Faire du compagnon. Faire la mauvaise tête, se conduire mal. — Quand j’appelle petis enfans, je n’entens pas ceux qui sont à la mammelle, mais ces petites ordures qui sont attachez à une espee, et font des compagnons, et cuident estre hommes. Calvin, Serm. sur l’Epitre aux Ephesiens, 26 (LI, 576). — Le pere… entendoit assez telles nouvelles, où il faisoit la sourde aureille, prenant plaisir… tenir ainsi ce jeune homme en telle alteres et calamitez, le menaçant par fois se remarier, au cas qu’il feroit du compagnon, ou donner et mettre son bien en telles mains qu’il ne l’oseroit regarder. Du Fail, Contes d’Eutrapel, 16 (I, 215).

Petit compagnon, bas compagnon. Homme de peu d’importance, de rang médiocre. — Il n’appartient à si petit compaignon d’user de si grande familiarité à femme de si hault prix. Amadis, II, 19. — Il n’appartient a petit compaignon De supplier dame de si hault nom. J. Bouchet, Epistres familieres du Traverseur, 96. — Encore que je fusse par cy devant petit compagnon, toutesfois de present je suis vostre Roy. Saliat, trad. d’Hérodote, II, 172. — Ce que ledit seigneur roy de Navarre desire le plus est qu’à son arrivée les Espagnols et autres étrangers subjects du roy d’Espagne congnoissent que le roy et tout son conseil luy facent si bon raccueil qu’ils puissent faire rapport partout qu’il n’est point petit compagnon en France. Monluc, Lettres, 46 (IV, 109). — Ils ont prins une licence telle que Jesus Christ n’est sinon comme un petit compagnon au pris d’eux. Calvin, Serm. sur l’Epitre aux Galates, 10 (L, 399). — Bien souvent un homme qui meriteroit bien d’estre en quelque grande principauté sera un petit compagnon mesprisé de chacun. id., Serm. sur la premiere à Timothee, 46 (LIII, 548). — Le regret que tu as maintenant de te voir petit compagnon te doit causer telle fascherie qu’il te seroit beaucoup plus expedient qu’avec ton corps tu en eusses perdu la memoire. E. Pasquier, Pour-parler d’Alexandre (I, 1062). — Je vous laisse penser… de combien le monde est plus miserable aujourd’huy avec sa sumptuosité (qui est si grande qu’un petit compagnon despendra bien cent francs… pour une seule paire de chausses) qu’il n’estoit lors avec sa frugalité. H. Estienne, Apol. pour Her., ch. 28 (II, 132). — Il faict bon estre grand seigneur, car il fault tousjours qu’ung petit compaignon comme moy paye la folle dicte. Monluc, Commentaires, L. VII (III, 341). — Ces vers n’ont pas esté faicts pour des petits compagnons comme moy, mais pour des roys et des princes. id., ib. (III, 497). — Les Espagnolz luy donnoient le nom de dom Carlos, lequel dom ne se donne pas à de petis et bas compagnons et seigneurs. Brantôme, Cap. estr., Charles de L’Aunoy (1, 231). — Il n’est pas besoing que le sang de ces grands soit à si bon marché pour querelles particullières, comme de nous autres petits compaignons. id., Discours sur les Duels (VI, 462).

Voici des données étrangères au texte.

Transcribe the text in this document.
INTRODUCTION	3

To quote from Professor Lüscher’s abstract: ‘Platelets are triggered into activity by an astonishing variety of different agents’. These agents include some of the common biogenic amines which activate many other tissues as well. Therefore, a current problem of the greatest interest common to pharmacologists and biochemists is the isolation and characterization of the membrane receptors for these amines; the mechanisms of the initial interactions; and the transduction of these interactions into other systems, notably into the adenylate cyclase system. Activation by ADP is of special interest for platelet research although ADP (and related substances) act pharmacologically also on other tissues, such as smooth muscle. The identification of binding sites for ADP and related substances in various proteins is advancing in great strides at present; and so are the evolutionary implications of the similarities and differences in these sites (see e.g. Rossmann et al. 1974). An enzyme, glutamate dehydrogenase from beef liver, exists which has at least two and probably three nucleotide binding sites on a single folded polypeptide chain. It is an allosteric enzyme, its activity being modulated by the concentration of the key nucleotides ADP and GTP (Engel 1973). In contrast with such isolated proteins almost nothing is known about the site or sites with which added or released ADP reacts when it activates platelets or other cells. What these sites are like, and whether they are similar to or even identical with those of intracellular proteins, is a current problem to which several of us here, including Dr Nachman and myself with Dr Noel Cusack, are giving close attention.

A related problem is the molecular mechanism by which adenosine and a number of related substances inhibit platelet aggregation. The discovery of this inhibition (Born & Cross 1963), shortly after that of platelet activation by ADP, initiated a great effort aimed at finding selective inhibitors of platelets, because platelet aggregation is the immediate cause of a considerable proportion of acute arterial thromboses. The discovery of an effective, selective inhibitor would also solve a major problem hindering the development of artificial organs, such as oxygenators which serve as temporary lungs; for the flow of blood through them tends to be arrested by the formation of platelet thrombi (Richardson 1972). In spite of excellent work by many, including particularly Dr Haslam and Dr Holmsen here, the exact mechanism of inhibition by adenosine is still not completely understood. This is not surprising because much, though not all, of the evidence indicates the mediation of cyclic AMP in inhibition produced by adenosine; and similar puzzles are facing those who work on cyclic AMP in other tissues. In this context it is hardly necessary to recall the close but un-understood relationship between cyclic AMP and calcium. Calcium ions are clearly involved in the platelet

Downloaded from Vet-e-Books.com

(Fém.). Compagnonne. — Ces Dames estans jalouzes, et se voulans vanger de celles sur qui elles avoient opinion de leurs maris, estouff oient des stellions ou lezards dans les fards dont elles estoient asseurees que leurs compagnonnes d’amour se fardoient le visage. Guill. Bouchet, 36e Seree (V, 127). — L’antiquité, constante compagnone de verité. Charron, les Trois Veritez, III, 7.